Bazı sorunları nedeniyle intihar eden bir sahabinin, samimi olarak Allah Resulü’ne hicret etmesi nedeniyle affedildiğine dair şu rivayet hicretin ne büyük bir değer olduğunu göstermektedir:
Cabir bin Abdillah'tan rivayet edildiğine göre, şöyle demiştir: “Devs kabilesinden Tufeyl bin Amr, Hicretten önce Peygamber (ASV)'a gelerek kendi kabilesine ait kaleyi kastederek şöyle dedi: Ya Resulallah, düşman saldırısından seni koruyacak muhkem bir kaleye ve bir muhafız kuvvetin yanına gitmek ister misin?” (Cahiliyye döneminde Devs kabilesine ait bir kale vardı) Resulullah (ASV) bu teklifi kabul etmedi. Çünkü Allah, muhafızlığı Ensar'a vermiş ve Medine’ye hicreti emretmişti.

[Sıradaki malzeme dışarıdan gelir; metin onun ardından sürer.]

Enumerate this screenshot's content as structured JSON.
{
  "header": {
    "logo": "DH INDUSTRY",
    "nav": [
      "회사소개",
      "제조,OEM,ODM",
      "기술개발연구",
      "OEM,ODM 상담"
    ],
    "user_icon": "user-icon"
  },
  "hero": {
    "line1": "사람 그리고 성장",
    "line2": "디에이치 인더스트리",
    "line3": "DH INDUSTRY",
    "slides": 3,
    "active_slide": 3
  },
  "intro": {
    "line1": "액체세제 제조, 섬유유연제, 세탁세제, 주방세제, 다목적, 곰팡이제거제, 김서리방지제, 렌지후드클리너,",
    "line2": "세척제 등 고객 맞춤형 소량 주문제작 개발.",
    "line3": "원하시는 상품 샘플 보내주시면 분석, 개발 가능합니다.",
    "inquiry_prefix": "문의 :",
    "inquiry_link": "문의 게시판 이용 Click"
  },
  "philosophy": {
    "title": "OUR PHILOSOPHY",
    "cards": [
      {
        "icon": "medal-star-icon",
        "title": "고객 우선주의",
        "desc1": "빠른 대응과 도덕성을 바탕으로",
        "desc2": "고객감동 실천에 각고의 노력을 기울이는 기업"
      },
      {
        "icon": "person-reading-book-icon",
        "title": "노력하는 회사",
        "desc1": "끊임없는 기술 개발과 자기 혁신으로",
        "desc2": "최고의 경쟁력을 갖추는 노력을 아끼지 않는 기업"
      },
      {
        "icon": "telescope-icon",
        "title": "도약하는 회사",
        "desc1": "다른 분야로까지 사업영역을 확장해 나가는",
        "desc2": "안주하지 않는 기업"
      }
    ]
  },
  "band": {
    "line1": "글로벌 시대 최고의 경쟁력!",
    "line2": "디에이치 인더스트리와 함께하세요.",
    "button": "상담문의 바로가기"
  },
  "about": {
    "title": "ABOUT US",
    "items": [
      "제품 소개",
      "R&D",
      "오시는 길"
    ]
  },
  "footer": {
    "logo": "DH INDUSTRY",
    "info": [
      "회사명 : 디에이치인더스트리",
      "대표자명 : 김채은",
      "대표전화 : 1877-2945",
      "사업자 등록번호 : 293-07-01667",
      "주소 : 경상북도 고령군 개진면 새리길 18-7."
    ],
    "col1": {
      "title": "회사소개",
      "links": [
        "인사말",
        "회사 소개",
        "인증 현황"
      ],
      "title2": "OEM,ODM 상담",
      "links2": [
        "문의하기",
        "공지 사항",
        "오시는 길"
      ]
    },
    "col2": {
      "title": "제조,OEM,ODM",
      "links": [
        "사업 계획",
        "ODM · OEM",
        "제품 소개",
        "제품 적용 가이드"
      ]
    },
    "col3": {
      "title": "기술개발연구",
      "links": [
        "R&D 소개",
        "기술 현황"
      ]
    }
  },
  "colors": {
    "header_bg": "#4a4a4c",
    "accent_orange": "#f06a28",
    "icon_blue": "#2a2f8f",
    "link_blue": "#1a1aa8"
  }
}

Peygamber (ASV)’ın Mekke'den Medine'ye hicretinden sonra Tufeyl de hicret etti ve beraberinde kavminden bir adam vardı. O adam Medine’de hastalandı ve çok sıkılmıştı. O kadar daraldı ki hayatına son vermek istedi. Adam, ok torbasına doğru emekledi, ucu keskin bir ok aldı ve bununla bilek damarlarını kesti kanlar fışkırdı ve sonuçta öldü. Tufeyl onu rüyasında gördü. Kılık kıyafeti güzeldi ama elleri sarılıydı. Tufeyl ona sordu: “ölümünden sonra Rabbin sana ne yaptı?” Adam dedi ki: “Peygamber (ASV)’a hicretimden dolayı beni affetti.” Tufeyl “İki elinin hali ne, neden bunlar sarılmış bulunuyor?” diye sorunca da Adam şöyle dedi: “Bana, ellerinle bozduğun uzvunu düzeltmeyiz, dediler (onun için böyle sakat duruyorlar).”
Tufeyl bu rüyayı Peygamber (ASV)'a anlattı. Bunun üzerine Peygamber (ASV) mübarek ellerini kaldırdı ve şöyle dua etti: «Allah'ım, ellerini de bağışla!» (Buhari, Edebü’l-Müfred, 215, hadis no: 613; Müslim, İman, 184, Hadis no: 311)
Hz. Ömer’in emriyle toplanan sahabe şurasında Hz. Ali’nin teklifi ve bu şuranın oybirliği kararıyla uygulamaya konan Hicri takvim, Müslümanlar tarafından asırlarca sorunsuz olarak kullanıldı. Sahabenin icmaı da sünnetin bir parçasıdır. Çünkü Peygamber (ASV) Raşid halifelerine ve sahabeye itaati emretmiştir. Ancak ne var ki İslam takvimi olan bu Hicri takvim 26 Aralık 1925 tarihinde yürürlükten kaldırılmıştır.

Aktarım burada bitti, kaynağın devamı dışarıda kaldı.